P.S. from Gordon: "It somehow ate all its memory. I'll watch it and see if I can find the culprit."

0916: klean krypton (with new M1 methanol) 0.6V -> 1.9V

Site Visit Riverton7

13Jan11 15:15-17:00 local

conditions: overcast, very light winds

Reason: rlw.in down beginning at ~17z this morning

~21:55z back up

Desiccant shot on both rlw.in and rsw.in.   renewed both.

rlw.in =0x65, sn2

Had to dissect sensor and test w/serial mote in vehicle.  Probable cause may be the tiny 2pin,1mm connectors inside the case, in particular the power one, had some corrosion from water vaper.   After contact renew on i2c main connector and fiddling with those inside it resurrected.   Could also be wire problem with those also.    Keep an eye on this one.

router_check.sh script

Jan 13, 12:26 MST

Installed a new version of the router_check.sh script at eslope5.

It does a dns lookup on the destination hosts that are passed to the
script to be sure that the router's DNS isn't returning an address
of 192.168.0.1 for those hosts.

The hope is that the script will be able catch the problem at eslope5 last night,
and power cycle the router.

I'll watch it for a day before installing it on the other stations.

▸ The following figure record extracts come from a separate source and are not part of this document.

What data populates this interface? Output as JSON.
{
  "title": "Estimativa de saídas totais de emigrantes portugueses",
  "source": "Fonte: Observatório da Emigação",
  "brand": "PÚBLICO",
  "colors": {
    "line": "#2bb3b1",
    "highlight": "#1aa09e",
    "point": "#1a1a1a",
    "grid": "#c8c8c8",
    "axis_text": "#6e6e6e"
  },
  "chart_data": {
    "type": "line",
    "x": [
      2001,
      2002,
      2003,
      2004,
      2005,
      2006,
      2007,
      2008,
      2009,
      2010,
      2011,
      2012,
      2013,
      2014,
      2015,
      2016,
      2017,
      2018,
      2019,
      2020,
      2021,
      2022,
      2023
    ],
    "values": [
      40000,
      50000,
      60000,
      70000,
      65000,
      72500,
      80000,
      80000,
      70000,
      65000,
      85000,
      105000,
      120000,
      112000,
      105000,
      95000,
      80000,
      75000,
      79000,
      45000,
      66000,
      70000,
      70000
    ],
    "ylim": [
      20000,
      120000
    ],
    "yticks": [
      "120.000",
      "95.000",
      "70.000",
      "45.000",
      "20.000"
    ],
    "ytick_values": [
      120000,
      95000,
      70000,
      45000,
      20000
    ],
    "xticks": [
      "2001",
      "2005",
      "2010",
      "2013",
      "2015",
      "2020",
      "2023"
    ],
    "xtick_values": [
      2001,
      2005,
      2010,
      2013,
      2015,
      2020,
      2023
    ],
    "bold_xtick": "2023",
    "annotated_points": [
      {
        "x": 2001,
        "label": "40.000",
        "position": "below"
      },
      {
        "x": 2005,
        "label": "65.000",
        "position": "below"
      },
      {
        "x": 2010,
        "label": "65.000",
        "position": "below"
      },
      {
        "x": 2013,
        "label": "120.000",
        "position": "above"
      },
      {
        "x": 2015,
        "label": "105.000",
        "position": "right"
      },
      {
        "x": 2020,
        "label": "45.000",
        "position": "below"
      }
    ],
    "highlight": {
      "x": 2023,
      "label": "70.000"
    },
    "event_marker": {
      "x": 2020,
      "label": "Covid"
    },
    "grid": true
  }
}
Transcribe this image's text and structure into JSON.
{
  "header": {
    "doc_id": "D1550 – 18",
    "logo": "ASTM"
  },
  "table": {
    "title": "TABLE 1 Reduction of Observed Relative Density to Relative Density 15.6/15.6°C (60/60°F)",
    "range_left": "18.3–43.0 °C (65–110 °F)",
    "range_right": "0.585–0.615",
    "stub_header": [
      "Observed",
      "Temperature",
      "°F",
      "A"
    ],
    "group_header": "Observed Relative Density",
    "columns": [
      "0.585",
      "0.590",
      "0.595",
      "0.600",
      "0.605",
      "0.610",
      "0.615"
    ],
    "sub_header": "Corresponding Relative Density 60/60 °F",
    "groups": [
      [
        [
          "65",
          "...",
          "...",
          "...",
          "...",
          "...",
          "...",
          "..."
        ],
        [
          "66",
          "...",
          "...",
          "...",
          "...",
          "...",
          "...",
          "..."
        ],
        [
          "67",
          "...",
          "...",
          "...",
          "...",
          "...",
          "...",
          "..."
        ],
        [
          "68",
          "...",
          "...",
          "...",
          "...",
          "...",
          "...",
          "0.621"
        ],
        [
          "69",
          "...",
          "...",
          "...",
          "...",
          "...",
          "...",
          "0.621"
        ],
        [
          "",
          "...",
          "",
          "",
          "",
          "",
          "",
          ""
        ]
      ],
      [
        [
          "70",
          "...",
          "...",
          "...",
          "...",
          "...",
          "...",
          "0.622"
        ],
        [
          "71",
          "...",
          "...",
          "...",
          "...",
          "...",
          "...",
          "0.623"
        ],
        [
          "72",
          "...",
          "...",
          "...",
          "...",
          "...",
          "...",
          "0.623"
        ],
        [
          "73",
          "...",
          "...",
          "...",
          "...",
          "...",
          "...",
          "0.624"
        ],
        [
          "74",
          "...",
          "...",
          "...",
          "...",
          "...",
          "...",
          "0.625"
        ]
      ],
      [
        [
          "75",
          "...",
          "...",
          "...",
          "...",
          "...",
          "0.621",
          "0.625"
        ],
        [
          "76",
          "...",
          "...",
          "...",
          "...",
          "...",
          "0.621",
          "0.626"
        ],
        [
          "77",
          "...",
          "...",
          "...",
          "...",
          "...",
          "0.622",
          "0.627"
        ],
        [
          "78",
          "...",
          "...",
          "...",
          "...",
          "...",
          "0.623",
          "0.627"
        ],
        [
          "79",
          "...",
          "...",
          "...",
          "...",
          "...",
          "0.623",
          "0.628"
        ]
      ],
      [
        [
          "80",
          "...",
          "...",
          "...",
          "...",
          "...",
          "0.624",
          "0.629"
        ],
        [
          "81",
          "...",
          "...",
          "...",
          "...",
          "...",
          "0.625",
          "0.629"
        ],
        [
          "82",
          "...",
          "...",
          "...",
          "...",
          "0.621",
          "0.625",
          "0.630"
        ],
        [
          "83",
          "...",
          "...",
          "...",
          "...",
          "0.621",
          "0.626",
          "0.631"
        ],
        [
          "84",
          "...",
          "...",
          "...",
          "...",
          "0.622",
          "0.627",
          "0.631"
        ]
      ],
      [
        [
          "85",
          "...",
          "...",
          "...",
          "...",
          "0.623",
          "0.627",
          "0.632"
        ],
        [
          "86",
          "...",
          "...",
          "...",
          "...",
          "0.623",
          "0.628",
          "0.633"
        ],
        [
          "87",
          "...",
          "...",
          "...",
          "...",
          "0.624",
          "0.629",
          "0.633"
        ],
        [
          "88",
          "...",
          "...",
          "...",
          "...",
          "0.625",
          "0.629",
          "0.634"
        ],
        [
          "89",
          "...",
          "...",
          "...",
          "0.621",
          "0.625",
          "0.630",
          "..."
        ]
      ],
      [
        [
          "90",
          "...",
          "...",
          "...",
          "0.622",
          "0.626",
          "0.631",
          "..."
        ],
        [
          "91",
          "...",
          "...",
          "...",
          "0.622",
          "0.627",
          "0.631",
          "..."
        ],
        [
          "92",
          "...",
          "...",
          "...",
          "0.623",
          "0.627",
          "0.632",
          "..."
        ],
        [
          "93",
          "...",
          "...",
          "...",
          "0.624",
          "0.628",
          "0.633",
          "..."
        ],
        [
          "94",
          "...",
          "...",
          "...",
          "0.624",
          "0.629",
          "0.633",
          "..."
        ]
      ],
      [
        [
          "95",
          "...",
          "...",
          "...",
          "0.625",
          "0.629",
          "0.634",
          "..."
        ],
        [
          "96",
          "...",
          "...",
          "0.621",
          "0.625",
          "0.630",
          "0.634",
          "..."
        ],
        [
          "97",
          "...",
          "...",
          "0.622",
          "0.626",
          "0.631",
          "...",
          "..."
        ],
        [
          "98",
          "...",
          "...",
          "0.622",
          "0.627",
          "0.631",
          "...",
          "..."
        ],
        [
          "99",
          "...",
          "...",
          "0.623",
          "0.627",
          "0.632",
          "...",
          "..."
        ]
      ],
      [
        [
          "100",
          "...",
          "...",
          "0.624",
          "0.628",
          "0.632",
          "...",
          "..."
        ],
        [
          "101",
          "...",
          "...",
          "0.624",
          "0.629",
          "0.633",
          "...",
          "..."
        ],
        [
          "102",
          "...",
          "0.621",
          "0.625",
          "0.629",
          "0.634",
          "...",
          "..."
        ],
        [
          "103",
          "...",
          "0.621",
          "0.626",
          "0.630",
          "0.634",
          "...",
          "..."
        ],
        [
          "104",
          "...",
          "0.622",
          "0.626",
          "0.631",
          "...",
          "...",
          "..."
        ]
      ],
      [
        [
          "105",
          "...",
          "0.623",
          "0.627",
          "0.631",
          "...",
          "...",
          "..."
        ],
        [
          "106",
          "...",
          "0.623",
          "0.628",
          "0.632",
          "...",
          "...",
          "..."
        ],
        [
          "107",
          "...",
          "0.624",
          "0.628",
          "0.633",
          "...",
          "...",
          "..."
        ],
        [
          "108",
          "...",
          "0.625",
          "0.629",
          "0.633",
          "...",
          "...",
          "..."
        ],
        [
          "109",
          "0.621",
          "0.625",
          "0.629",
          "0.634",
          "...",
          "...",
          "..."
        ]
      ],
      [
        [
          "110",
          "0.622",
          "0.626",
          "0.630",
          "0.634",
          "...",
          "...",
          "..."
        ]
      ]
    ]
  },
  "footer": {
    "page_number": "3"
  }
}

Later: Jan 13, 17:28 MST, installed new router_check.sh script on stations 2-7.
playa1 has not been accessible since roughly 16:00.

site eslope5 visit

13 Jan 2010 on site: John and Ling

840am - 910

850am: fix the no-realtime-communication problem:

         open the dsm box, router power on, wan on, usb off

         reset usb modem, it works.

         ssh to isfs5, checked ds and lsu

Rsw.in small amount of frost cleaned from dome as sun came over horizon

site playa1 visit

12 Jan 2011 1600-1630 on site John and Ling

1605 installed insulation and added a third battery. One of battery terminal lugs was lose when we arrived.  That may have had some effect on charging but minimal if any.    The TRH fan definitely 'noticed' the voltage swings as we paralleled in a 3rd battery onto the one that had the lose terminal.

Notes:

1> TRH fan is noisy and may need to be replaced.   It did sound more steady after adding the 3rd battery.

2> 2 Batteries' caps were/are missing.